Be this as it may it is certain that nearly the latest work of Alcuin’s life was the preparation of the successor to his own ideas who should hold high the torch of knowledge to his land and generation. To him—though the old eyes at Tours should not see it—was to succeed Walafrid Strabo, and to Walafrid Strabo were to be added the scholars of St. Gall, and notably the marvellous cripple Herman of Reichenau. Ratgar now was busy building a great church, and architectural notions befogged his brain. But he had built better than he was aware when he sent off Rabanus and Hatto to sit at the feet of the man who had brought the system of Bede the Venerable into Gaul, and who was to commit his own enthusiasm for learning to a greater scholar than Paul Winfrid, the Deacon.
This Hatto was not the infamous bishop of the Rat Tower whom Southey has immortalized in blood-curdling verses. That notorious prelate was indeed Abbot of Fulda and Bishop of Mainz, but he died in 969 or 970, and the swarming rats which devoured him for his avarice in keeping the corn from the poor owe their original celebrity to those curious volumes, the Centuries of Magdeburg. So far as we can discover, the Hatto who accompanied Rabanus became neither famous nor infamous, unless it be something to have obtained the abbacy of Fulda when his friend laid it down.
In 804 Rabanus returned to Fulda. He had profited by the instruction he had received, and was now the fittest person to be put at the head of the school in the cloisters. To his original name the old teacher had affixed the honorable title Maurus, and to this again Rabanus himself added the descriptive adjective Magnentius. So that Rabanus Maurus Magnentius is the full appellation of the man henceforth to be styled with the largest truth, Primus Germaniae preceptor. This giving of names was one of the features of those times. Alcuin was called Albinus Flaccus, Paul Winfrid was known as Bonifacius, and Ratbert, the advocate of transubstantiation, became Paschasius. Besides this, the spelling of proper names was very much at sea. Thus, to the R of Rabanus there was prefixed or suffixed a Greek “rough breathing,” making it HRabanus or Rhabanus, precisely as we some times find HLudovicus or HLotharius.

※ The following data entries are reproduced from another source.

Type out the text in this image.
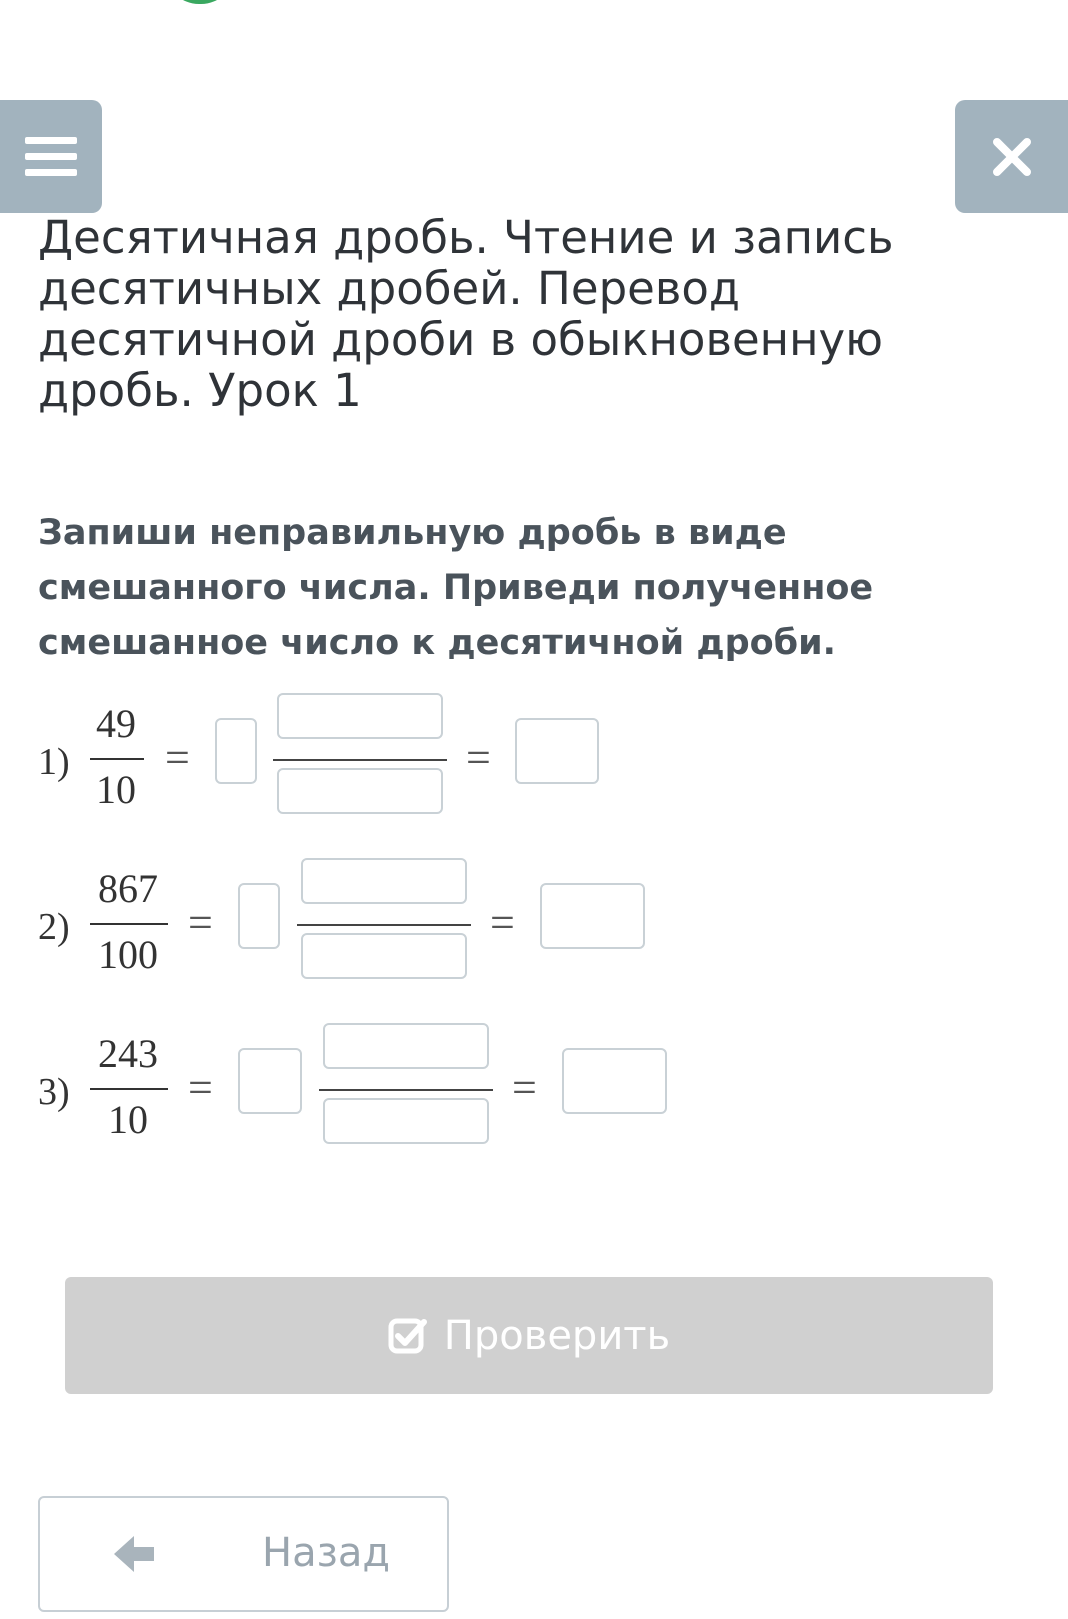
Десятичная дробь. Чтение и запись десятичных дробей. Перевод десятичной дроби в обыкновенную дробь. Урок 1

Запиши неправильную дробь в виде смешанного числа. Приведи полученное смешанное число к десятичной дроби.

1)
49
10
=	=
2)
867
100
=	=
3)
243
10
=	=
Проверить
Назад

It is at this time that the true skill and ability of Rabanus appear before us. He was the first person to establish a school in Germany which had in it the promise of modern education. He allowed pupils to attend and be trained in the cloisters who had no vocation for a monastic life. In point of fact he was the real founder of the school system of Germany, and his fellow-countrymen have not been slow to accredit him with the achievement. His life and accomplishments have employed the pens of Buddeus, Schwarz, Dahl, Bach, Kunstmann, Spengler, Köhler, Richter, and other writers on the history of paedagogik.[7] It is beyond debate that the school at Fulda was a most remarkable place.
Rabanus was not the only teacher in the school. He was assisted by his faithful friend Samuel of Worms, a fellow pupil under Alcuin. Together these men developed and enlarged the minds of many of the future nobles of Germany, and laid in Bible study and in the advanced opinions which they announced, the foundations for a nation the most scholarly of any on the earth. In these classes were to be seen such disciples of the new learning as Walafrid Strabo, Servatus Lupus, Einhard (who subsequently sent thither his son Wussin), and Rudolf who wrote the life of his preceptor.